Are the Risks of Global Supply Chains Starting to Outweigh the Rewards?
Historically the focus of supply-chain managers has been sourcing: managing the flow of materials and resources as they move through value-adding stages until they become finished products and services all the way to the point of delivery to customers.
But the multitude of shocks caused by the Covid-19 pandemic, a new urgency in reducing greenhouse gases, and geopolitics, plus the war in the Ukraine, have put the fragility of global supply chains top of mind. As managers navigate this dynamic, they need to think beyond product costs and supplier choices. Here are four dimensions that they should consider.
1. Geography and Geopolitics
Over the last three decades, firms have taken advantage of reliable, low-cost transportation and a benign trading environment to leverage low-cost labor in Asia to deliver a plethora of products to distant markets. But now supply-chain “resilience” is getting tangled with economic and technological “sovereignty,” a euphemism for more localized production.

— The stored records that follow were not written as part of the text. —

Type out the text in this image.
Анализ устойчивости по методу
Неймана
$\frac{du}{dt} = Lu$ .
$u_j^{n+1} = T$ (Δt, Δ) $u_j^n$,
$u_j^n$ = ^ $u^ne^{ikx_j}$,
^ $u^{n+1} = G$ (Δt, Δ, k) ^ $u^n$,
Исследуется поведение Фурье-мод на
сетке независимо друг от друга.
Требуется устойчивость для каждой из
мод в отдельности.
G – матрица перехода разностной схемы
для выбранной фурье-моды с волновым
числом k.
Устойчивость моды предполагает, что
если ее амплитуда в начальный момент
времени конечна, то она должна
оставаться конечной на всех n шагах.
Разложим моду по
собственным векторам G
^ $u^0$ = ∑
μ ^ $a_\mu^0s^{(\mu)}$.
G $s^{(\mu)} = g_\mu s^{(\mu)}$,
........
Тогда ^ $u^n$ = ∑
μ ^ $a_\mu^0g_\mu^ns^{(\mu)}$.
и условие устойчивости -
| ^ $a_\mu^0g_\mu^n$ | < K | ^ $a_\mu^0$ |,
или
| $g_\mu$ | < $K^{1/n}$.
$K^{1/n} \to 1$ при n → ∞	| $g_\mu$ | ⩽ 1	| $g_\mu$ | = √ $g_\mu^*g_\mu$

The continuing U.S.–China trade war, which began during the Trump administration, got the debate going, but the pandemic accelerated it by exposing the depth of cross-border dependencies. Restrictions on the export of essential medical goods and vaccines early in the pandemic sent a strong message to governments who were caught short. Officials of one small country told me that it had a neighbor restrict its supply of fresh produce, causing it to question its supply security for just about everything.
Trade restrictions, even if they are temporary, weaken trust and give countries the excuse to implement industrial policies in the name of resilience and self-sufficiency. Most recently, the war in Ukraine has renewed attention to the supply of raw materials such as metals, noble gases, and agricultural commodities.
The broad impact of the semiconductor chip shortage during the pandemic exemplifies the pressure to shift supply chains. In the United States this issue has become conflated with the loss of American leadership in advanced semiconductors and has led to major legislation to promote domestic investment. But the United States is not alone: The European Union and Japan have also jumped in with efforts to rebuild their shares of global chip production, and China’s “dual circulation” policy, launched in 2020, is aimed at lessening its dependency on imported strategic materials, including computer chips. Under the banner of “resilience,” we are seeing the rapid growth of industrial policy initiatives.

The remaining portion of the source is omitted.